La bandiera palestinese sventolerà alla sede dell’Unesco di Parigi, un mese dopo l’ammissione dei palestinesi in questa agenzia dell’Onu. Un’ammissione che aveva provocato la collera di americani e israeliani. Per gli Stati Uniti, l’adesione dei palestinesi ad un organismo internazionale è possibile soltanto in presenza di un accordo di pace con Israele.

Il 31 ottobre i palestinesi avevano ottenuto una vittoria diplomatica importante sul cammino del riconoscimento del loro Stato, diventando il 195esimo paese membro dell’Unesco, l’Organizzazione delle Nazioni Unite per l’Educazione, la Scienza e la Cultura. L’adesione è effettiva dopo che a fine novembre era stato firmato l’atto costitutivo, poi depositato presso gli archivi del governo britannico a Londra.

Gli Stati Uniti, in segno di protesta, avevano sospeso il loro finanziamento all’Unesco (65 milioni di dollari annui, il 22% del budget dell’agenzia Onu) in virtù delle due leggi che proibiscono al governo statunitense di finanziare organismi che accettano l’adesione dei palestinesi.

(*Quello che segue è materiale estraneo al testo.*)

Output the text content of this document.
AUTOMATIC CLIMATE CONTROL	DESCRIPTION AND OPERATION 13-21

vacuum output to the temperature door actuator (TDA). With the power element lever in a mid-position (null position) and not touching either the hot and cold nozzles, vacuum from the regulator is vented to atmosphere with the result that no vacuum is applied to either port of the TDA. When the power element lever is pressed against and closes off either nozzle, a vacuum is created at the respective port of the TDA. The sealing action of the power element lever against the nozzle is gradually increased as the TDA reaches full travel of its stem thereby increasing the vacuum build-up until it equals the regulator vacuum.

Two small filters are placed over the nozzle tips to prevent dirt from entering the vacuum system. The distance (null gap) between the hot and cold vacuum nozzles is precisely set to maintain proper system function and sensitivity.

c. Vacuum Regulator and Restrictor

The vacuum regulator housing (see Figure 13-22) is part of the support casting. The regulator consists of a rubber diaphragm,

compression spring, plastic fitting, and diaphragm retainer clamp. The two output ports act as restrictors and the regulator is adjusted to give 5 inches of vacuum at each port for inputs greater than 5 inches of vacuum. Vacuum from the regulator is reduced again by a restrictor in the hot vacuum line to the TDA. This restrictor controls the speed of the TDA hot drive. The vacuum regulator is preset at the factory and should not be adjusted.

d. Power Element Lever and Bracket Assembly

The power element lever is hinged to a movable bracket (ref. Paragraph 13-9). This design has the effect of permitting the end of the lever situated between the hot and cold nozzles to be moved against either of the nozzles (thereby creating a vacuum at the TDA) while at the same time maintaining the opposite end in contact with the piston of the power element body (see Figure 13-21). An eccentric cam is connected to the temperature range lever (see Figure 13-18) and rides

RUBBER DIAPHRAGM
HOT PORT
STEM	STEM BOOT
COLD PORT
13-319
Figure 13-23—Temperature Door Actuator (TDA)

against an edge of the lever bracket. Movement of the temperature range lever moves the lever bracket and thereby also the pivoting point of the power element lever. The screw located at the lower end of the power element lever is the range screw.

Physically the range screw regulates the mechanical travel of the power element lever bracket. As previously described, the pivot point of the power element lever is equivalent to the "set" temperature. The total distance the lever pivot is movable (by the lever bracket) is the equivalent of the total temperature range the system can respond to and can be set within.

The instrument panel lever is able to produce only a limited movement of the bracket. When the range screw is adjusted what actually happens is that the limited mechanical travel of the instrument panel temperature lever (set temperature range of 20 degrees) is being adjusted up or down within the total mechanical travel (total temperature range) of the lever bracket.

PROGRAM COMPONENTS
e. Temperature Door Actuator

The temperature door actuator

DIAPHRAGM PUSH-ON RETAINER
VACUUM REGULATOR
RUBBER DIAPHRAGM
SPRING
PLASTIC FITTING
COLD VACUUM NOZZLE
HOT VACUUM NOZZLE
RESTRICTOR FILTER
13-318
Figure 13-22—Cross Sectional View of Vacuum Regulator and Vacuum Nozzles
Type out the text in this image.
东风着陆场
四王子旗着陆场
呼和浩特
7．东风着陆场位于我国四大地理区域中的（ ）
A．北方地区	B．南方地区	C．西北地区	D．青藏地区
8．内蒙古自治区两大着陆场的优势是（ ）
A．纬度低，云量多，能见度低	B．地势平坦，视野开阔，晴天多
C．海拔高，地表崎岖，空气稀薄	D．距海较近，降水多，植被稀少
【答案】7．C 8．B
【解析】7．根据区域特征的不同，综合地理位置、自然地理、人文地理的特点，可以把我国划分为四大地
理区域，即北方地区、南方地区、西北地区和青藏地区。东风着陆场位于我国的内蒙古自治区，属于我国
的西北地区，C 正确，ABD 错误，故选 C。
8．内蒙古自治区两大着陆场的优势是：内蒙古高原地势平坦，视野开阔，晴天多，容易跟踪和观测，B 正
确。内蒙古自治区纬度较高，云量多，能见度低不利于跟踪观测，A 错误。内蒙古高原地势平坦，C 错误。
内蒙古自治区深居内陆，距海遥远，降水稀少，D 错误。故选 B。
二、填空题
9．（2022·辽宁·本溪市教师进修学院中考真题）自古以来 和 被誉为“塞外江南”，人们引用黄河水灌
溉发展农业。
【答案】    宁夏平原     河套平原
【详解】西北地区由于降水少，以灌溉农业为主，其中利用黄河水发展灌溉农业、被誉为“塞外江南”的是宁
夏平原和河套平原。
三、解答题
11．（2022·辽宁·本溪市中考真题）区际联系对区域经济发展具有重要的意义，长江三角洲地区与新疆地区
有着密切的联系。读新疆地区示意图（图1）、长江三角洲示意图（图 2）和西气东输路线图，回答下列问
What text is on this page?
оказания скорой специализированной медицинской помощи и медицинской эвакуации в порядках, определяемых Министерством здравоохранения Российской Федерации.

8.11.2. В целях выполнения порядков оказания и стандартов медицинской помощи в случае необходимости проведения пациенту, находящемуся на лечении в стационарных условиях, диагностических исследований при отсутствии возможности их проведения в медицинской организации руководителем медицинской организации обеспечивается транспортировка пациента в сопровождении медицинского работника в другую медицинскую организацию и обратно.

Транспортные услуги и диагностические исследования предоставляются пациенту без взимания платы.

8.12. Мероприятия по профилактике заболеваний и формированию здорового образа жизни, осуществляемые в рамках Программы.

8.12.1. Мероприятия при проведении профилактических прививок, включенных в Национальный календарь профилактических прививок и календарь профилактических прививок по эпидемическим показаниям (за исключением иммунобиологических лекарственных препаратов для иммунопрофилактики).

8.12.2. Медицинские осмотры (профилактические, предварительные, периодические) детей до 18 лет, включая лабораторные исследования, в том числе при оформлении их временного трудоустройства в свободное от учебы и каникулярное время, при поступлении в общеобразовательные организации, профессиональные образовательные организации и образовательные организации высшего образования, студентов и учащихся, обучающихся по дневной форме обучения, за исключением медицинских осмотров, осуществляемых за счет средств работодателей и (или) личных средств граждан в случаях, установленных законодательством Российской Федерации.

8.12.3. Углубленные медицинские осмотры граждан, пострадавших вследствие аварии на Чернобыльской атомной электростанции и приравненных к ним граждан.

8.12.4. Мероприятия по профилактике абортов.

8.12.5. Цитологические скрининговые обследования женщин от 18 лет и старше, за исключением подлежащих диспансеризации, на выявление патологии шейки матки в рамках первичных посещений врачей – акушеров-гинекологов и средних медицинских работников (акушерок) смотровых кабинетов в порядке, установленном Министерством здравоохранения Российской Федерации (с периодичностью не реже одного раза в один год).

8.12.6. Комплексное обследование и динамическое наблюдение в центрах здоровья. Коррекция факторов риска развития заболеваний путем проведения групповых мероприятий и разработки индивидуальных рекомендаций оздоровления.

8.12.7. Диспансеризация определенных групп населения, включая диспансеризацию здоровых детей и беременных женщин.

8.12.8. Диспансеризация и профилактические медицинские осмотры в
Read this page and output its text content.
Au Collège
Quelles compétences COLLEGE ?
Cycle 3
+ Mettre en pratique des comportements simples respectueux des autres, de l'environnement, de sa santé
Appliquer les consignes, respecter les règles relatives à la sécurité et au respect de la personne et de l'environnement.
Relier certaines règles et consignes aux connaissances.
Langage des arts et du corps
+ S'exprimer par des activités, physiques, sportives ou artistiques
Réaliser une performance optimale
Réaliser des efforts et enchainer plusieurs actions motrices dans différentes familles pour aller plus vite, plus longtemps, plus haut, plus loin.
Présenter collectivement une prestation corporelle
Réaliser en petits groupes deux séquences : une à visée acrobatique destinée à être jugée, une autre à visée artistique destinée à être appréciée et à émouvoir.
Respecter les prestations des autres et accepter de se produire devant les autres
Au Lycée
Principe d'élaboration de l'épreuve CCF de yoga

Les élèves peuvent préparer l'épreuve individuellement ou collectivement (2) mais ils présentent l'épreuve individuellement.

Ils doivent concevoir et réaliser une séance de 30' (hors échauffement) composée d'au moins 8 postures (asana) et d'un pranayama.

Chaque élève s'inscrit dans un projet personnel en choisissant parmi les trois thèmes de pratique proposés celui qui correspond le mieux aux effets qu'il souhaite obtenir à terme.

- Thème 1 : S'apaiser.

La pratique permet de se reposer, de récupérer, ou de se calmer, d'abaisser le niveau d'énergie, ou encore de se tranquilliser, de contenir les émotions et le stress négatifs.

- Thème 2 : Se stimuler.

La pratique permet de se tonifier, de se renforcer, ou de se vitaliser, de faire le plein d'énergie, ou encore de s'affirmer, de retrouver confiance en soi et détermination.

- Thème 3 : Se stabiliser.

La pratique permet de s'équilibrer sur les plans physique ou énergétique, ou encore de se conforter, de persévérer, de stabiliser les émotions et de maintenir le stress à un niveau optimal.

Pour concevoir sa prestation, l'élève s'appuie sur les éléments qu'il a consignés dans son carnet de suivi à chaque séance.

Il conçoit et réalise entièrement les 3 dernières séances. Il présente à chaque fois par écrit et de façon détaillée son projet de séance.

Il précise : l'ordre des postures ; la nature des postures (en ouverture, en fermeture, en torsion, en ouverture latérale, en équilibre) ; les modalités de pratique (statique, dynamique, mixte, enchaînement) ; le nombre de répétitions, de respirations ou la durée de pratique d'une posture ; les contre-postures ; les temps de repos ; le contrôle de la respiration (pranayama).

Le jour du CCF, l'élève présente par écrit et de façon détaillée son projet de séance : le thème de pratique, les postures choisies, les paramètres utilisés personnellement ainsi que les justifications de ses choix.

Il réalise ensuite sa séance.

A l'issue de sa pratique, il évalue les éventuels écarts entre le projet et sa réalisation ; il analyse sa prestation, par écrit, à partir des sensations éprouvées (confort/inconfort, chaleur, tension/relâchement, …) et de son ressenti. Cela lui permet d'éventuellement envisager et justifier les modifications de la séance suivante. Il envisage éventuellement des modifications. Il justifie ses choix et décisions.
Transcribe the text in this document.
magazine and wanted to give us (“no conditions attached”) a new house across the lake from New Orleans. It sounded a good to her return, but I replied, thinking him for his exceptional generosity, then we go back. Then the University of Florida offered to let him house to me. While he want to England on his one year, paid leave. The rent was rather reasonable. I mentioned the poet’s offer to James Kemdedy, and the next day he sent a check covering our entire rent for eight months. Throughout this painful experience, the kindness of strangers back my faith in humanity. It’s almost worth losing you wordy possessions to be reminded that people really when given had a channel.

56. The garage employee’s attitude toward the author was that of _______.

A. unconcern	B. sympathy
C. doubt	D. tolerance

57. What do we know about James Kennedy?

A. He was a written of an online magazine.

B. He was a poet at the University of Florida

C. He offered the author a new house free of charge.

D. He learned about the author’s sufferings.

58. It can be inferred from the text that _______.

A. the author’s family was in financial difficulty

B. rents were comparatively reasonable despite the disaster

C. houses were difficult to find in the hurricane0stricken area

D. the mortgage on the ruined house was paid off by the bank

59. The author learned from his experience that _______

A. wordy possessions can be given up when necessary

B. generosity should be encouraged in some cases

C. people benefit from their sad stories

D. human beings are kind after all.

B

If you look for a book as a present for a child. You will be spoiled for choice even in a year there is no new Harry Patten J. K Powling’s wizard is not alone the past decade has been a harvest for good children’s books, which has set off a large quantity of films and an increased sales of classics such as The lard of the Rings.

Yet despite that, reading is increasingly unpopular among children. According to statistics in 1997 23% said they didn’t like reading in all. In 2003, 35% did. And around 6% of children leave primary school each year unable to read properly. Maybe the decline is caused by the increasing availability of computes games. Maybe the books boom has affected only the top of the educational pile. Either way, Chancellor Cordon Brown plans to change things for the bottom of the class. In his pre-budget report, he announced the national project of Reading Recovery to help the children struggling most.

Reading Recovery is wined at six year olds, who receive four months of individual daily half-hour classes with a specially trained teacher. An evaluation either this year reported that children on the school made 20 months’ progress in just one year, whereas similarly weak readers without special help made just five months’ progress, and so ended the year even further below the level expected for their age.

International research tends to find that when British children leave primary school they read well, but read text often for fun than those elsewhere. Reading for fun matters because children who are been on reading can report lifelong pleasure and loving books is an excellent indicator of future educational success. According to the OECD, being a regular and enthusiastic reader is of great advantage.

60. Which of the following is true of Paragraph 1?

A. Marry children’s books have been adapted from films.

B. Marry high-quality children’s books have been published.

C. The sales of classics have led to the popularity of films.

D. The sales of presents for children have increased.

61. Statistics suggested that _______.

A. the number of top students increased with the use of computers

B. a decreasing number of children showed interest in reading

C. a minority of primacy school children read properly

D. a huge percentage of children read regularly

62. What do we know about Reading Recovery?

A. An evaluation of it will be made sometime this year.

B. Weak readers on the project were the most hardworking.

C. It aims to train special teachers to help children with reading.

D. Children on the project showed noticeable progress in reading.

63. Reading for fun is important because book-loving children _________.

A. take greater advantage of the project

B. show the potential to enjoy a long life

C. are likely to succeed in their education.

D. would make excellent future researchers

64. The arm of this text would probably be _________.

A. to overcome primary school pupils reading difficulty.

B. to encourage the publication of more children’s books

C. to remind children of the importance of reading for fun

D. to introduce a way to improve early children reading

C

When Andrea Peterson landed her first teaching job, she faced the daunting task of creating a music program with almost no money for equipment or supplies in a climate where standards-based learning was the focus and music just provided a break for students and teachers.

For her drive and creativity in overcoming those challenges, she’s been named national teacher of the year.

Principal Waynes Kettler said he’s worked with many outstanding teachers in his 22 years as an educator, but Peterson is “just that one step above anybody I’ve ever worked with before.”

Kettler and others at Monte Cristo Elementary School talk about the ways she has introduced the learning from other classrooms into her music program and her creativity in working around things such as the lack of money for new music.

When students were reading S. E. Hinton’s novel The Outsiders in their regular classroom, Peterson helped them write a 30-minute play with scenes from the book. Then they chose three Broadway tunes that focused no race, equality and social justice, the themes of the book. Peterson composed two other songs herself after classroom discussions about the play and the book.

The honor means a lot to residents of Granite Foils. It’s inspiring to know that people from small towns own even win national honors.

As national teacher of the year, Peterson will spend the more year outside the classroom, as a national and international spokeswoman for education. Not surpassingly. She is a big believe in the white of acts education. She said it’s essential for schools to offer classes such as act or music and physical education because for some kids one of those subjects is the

Il presidente Barack Obama aveva anche ammesso di aver avuto un colloquio con Nicolas Sarkozy dove aveva manifestato la profonda delusione per il voto francese a favore dell’entrata dei palestinesi all’Unesco.
Per ovviare alla mancanza degli importanti fondi americani, la direzione generale dell’agenzia ha annunciato un drastico piano di economie, anche se diversi Stati hanno offerto contributi straordinari: 10 milioni l’Indonesia e due milioni da parte del Gabon.
Da parte sua Israele aveva adottato misure di ritorsione con l’accelerazione della colonizzazione a Gerusalemme est e nella Cisgiordania occupata e bloccando il trasferimento di fondi alle autorità di Ramallah.
Sotto la pressione internazionale Israele aveva tolto – dopo un mese – il blocco a questi fondi, provenienti dalle tasse doganali e dall’imposta IVA prelevate alle merci destinate ai palestinesi che transitano da Israele.